Wytske Fokkens, Department of Otorhinolaryngology, Academic Medical Centre, Amsterdam, Netherlands, and colleagues assessed the effects of intranasal corticosteroids in the management of non‐allergic rhinitis.
The researchers searched the online databases and included randomized controlled trials (RCTs) comparing intranasal corticosteroids, delivered by any means and in any volume, with (a) placebo/no intervention or (b) other active treatments in adults and children (aged ≥ 12 years).
Out of the 34 included studies with 4452 participants, only 13 studies provided data for the main comparison, intranasal corticosteroids versus placebo. The participants were mainly defined as patients with perennial rhinitis symptoms and negative allergy tests.
No distinction between different pheno‐ and endotypes could be made, although a few studies only included a specific phenotype such as pregnancy rhinitis, vasomotor rhinitis, rhinitis medicamentosa or senile rhinitis. Most studies were conducted in a secondary or tertiary healthcare setting. No studies reported outcomes beyond three months follow‐up. Intranasal corticosteroid dosage in the review ranged from 50 µg to 2000 µg daily.
Key findings of the study include:
- Intranasal corticosteroid treatment may improve patient‐reported disease severity as measured by total nasal symptom score compared with placebo at up to four weeks (SMD ‐0.74; 4 studies; 131 participants; I2 = 22%) (low‐certainty evidence). However, between four weeks and three months the evidence is very uncertain (SMD ‐0.24; 3 studies; 85 participants; I2 = 0%) (very low‐certainty evidence).
- Intranasal corticosteroid treatment may slightly improve patient‐reported disease severity as measured by total nasal symptom score change from baseline when compared with placebo at up to four weeks (SMD ‐0.15; 4 studies; 1465 participants; I2 = 35%) (low‐certainty evidence).
- All four studies evaluating the risk of epistaxis showed that there is probably a higher risk in the intranasal corticosteroids group (65 per 1000) compared to placebo (31 per 1000) (risk ratio (RR) 2.10; 4 studies; 1174 participants; I2 = 0%) (moderate‐certainty evidence).

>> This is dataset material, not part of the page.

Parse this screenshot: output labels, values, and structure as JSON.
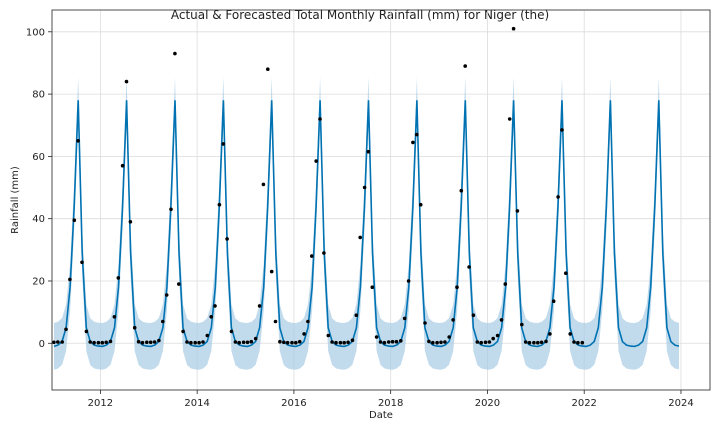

- The absolute risk difference (RD) was 0.04 with a number needed to treat for an additional harmful outcome (NNTH) of 25.
- Only one study reported numerical data for quality of life. It did report a higher quality of life score in the intranasal corticosteroids group (152.3 versus 145.6); however, this disappeared at longer‐term follow‐up (148.4 versus 145.6) (low‐certainty evidence).
- Only two studies provided data for the outcome objective measurements of airflow. Neither found a significant difference between the intranasal corticosteroids and placebo group (rhinomanometry SMD ‐0.46; 44 participants; peak expiratory flow rate SMD 0.78; 11 participants) (very low‐certainty evidence).
- Intranasal corticosteroids probably resulted in little or no difference in the risk of other adverse events compared to placebo (RR 0.99; 3 studies; 1130 participants; I2 = 0%) (moderate‐certainty evidence).
"The certainty of the evidence for most outcomes in this review was low or very low. It is not clear whether intranasal corticosteroids reduce patient‐reported disease severity in non‐allergic rhinitis patients compared with placebo when measured at up to three months. However, intranasal corticosteroids probably have a higher risk of the adverse effect epistaxis. There are very few studies comparing intranasal corticosteroids to other treatment modalities making it difficult to draw conclusions," concluded the authors.